Zune Music comes to Canada

The digital music space—legal and less so—is getting mighty crowded

If digital music is your thing, you’ll have one more option come Monday. Microsoft is today announcing that its Zune Music service is finally coming to Canada, starting Oct. 3.

The service will offer 14 million download-to-own tracks at variable pricing, with no copy protection on them. More intriguing is the Zune Music Pass, which is basically an all-you-can-eat option for $9.99 per month (the U.S. store is also dropping its pricing today to that level from $14.99). If you buy a 10-month pass, you get the last two months free.

The pass is pretty cool because it extends across devices, so it can be enabled on a PC, Xbox 360 or Windows Phone.

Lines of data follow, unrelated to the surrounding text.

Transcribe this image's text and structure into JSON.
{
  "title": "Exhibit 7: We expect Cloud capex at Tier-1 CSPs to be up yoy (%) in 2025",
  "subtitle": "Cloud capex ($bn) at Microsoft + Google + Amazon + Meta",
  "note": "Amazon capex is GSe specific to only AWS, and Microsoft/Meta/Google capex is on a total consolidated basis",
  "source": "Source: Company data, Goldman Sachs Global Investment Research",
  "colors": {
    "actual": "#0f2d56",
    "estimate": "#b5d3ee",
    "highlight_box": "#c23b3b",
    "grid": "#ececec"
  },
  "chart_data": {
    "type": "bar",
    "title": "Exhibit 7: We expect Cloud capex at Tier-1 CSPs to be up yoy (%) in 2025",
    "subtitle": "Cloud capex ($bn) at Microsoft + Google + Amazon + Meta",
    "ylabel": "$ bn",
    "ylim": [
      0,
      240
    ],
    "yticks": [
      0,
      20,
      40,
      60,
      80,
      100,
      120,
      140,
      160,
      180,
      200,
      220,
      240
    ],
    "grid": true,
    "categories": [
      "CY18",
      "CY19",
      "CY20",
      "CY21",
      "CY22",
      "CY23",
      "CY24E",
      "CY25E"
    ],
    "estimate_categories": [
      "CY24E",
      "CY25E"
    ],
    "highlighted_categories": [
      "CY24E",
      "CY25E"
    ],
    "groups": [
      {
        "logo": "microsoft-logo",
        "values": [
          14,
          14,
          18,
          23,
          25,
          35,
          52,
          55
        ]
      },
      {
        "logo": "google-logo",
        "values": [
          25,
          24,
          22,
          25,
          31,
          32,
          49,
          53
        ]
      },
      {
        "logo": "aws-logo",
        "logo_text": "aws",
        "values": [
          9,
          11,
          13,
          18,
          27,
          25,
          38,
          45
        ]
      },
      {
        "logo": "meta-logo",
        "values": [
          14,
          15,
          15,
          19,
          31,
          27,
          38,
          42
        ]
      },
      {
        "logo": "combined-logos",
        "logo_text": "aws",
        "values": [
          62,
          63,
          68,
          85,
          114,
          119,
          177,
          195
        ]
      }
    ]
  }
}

Microsoft is usually pretty good at getting new products into Canada quickly, but it has been a bit of a laggard with Zune-related things. The original Zune music player was launched in the U.S. in 2006 and didn’t make its way north till 2008, by which point Apple’s iPod had all but cemented a monopoly. The device itself bizarrely launched without the music store to go with it.

The move finally puts Microsoft on par with Apple’s iTunes in Canada. Both now sell video and music across their respective range of devices, although Microsoft scores points by offering the unlimited music option. We’ll see if Apple addresses this at the iPhone 5 unveiling next week.

That said, the digital music space is getting pretty crowded with a host of different services available. I wrote up a short piece a few months back about the various options and business models being attempted, check that out here. The good news is, if you’re a music fan there is no shortage of choices for getting tunes, both legally and less so.